Il a déclaré au Grand Théâtre de Dakar, à l’occasion de la cérémonie de remise du Grand Prix du président de la République pour la promotion de la femme, que les récents évènements malheureux qui ont fait au moins cinq morts, sont juste « une brise ».
Permets-moi, sans vouloir paraître aux yeux de certains comme quelqu’un qui ne respecte pas les vieillards, de faire une remarque. Et cela, à la suite d’un long constat, après plusieurs actes posés par le candidat à la présidentielle, le plus âgé de la Planète, je puis affirmer que quelque chose de très grave est en train de se passer.
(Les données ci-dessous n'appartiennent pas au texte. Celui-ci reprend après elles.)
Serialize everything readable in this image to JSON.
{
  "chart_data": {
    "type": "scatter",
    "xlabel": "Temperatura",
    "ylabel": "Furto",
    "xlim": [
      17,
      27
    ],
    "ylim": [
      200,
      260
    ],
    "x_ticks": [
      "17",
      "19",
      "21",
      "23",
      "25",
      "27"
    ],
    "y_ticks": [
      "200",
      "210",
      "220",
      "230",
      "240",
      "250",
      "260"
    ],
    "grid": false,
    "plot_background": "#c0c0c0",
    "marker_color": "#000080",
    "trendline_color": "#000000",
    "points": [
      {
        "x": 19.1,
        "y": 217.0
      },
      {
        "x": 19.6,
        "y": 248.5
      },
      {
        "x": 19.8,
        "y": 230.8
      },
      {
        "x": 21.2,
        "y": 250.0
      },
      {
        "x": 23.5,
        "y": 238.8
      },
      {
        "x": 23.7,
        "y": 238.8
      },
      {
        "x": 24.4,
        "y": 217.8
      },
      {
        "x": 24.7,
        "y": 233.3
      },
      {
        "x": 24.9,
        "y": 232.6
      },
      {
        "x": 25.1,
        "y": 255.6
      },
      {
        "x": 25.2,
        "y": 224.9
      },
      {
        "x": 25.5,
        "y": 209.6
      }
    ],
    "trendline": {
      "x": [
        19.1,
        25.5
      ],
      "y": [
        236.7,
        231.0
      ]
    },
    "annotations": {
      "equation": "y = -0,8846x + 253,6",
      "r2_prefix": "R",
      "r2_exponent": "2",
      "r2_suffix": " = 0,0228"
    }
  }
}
Il y a des signes qui ne trompent guère, surtout lorsqu’ils annoncent des lendemains qui déchantent.
Ndiaga, le premier des Sénégalais a goûté à la drogue dure du pouvoir. Il est pris de vertige. La tête tourne d’ivresse, les jambes ne tiennent plus ; il titube. Le sourire de l’insouciance au coin des lèvres. Il est, pour parler dans un langage trivial, dans les « Vapes ». Que dire de ses gestes de désinvolture ? L’ivresse du pouvoir lui est montée à la tête. Le « Vieux » s’est enfermé dans son monde, perdant ainsi tout sens du réel. Ndiaga – ne fais pas attention à mon sourire sarcastique - il me renvoie l’image du vieux Balante sirotant tranquillement, au cabaret, son vin blanc contenu dans une calebasse et qui est resté sourd au bruit ambiant d’un monde qu’il a choisi de fuir. Celui du vrai Sénégal. Par lâcheté ? A la symphonie d’un monde parfois à la réalité insondable, il a préféré les décibels d’un « moi » déconnecté, à mille lieux de ce que le réel donne à voir.
Ndiaga, le « Vieux » est en perte le réseau. Tu comprends ce que je veux dire ! Son temps n’est plus le nôtre. N’allez surtout pas lui demander de tâter le pouls du peuple pour avoir une idée de la demande sociale. Il s’est glissé dans la peau du monstre froid. Ndiaga, n’as-tu pas le sentiment qu’il y a quelque chose de diabolique dans le pouvoir ? Je reste très confus sur la question. Mais les agitations du « Vieux » me poussent, parfois, à le croire. Il aime la confrontation et certains vont jusqu’à dire que c’est dans des situations difficiles qu’il trouve son salut.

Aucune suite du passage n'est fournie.